ASESORES OCULTOS Y PREVARICACIÓN

El Gobierno sigue resistiéndose a dar a conocer la identidad de los técnicos y expertos que están asesorando a Pedro Sánchez para la toma de decisiones relacionadas con la gestión del coronavirus.

Ayer, y a una pregunta expresa de ABC, el Consejo de Ministros volvió a negarse a identificar a sus asesores, vulnerando así la legalidad vigente, que exige la publicación de sus nombres para general conocimiento de la ciudadanía.

El argumento del Gobierno -que se trata de funcionarios públicos sobre los que conviene proteger su intimidad- es, más allá de ilegal, completamente absurdo. Con esa coartada podría quedar indemne cualquier abuso o, en el peor de los casos, cualquier delito que pudiera cometerse bajo el paraguas de la acción gubernamental.

Además, el empecinamiento del Gobierno por esta política de ocultación para vulnerar su deber de transparencia alimenta inevitablemente la sospecha de que pueda tratarse de personas con más criterio político que técnico-sanitario, o que sean «expertos» sin trayectoria acreditada.

O sencillamente, que son asesores maleables y manejados a capricho por La Moncloa, con la garantía añadida de que cualquier exceso o error quedará convenientemente encubierto. Si a eso se añade la clausura del Portal de Transparencia, el puzle de la gestión pública no puede ser más opaco y preocupante.

Tanto, que en algunos aspectos parecemos más ser rehenes de un estado de excepción que de uno de alarma, porque la vulneración de garantías constitucionales se está perpetuando innecesariamente.

Desde esta perspectiva, es inevitable interpretar esta obsesión por el ocultamiento de la verdad como una maniobra premeditada contra las libertades o como una regresión democrática. Se hurta al ciudadano la fiscalización de la labor gubernamental con toda la información posible.

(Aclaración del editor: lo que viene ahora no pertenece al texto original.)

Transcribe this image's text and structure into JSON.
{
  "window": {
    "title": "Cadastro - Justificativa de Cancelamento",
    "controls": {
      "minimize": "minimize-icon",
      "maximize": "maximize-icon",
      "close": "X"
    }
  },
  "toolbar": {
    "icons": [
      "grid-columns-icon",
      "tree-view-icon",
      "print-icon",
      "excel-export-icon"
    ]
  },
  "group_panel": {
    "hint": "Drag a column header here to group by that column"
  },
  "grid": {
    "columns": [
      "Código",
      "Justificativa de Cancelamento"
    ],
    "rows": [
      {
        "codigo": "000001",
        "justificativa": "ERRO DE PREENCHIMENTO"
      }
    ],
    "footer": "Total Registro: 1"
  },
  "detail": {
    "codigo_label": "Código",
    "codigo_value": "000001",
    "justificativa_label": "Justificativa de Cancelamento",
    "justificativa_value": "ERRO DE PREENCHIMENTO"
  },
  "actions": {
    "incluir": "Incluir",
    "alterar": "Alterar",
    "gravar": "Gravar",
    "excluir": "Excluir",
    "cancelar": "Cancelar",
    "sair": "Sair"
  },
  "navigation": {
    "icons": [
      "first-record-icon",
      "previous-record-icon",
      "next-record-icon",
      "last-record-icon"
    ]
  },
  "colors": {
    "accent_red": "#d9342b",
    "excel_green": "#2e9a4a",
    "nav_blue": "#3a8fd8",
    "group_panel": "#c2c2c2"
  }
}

No se trata de proteger la privacidad de alguien frente al escrutinio público de su labor, al que por cierto la sociedad tiene un derecho constitucional innegable. Se trata sencillamente de cumplir con la legalidad y no de pisotearla a capricho de Pedro Sánchez, porque entonces España dejaría de ser una democracia para convertirse en un Estado capaz de justificar la arbitrariedad, el silencio frente a la discrepancia y la pérdida de la moralidad en el ejercicio del poder.

Más aún, el criterio de esos asesores no afecta solo a la reacción sanitaria o a los tiempos de recuperación económica de cada autonomía. Afecta, y mucho, a la libertad de los ciudadanos. Y como nos afecta a todos, tenemos derecho a conocer quiénes son y en qué datos objetivos basan sus decisiones.

Porque ni siquiera eso conocemos, lo que genera agravios comparativos indeseables entre los españoles en función de dónde vivan. Si el motivo de Sánchez para no identificar a esos asesores se basa en el cálculo político o en contrapartidas capciosas para privilegiar a unas autonomías frente a otras, Sánchez estaría prevaricando.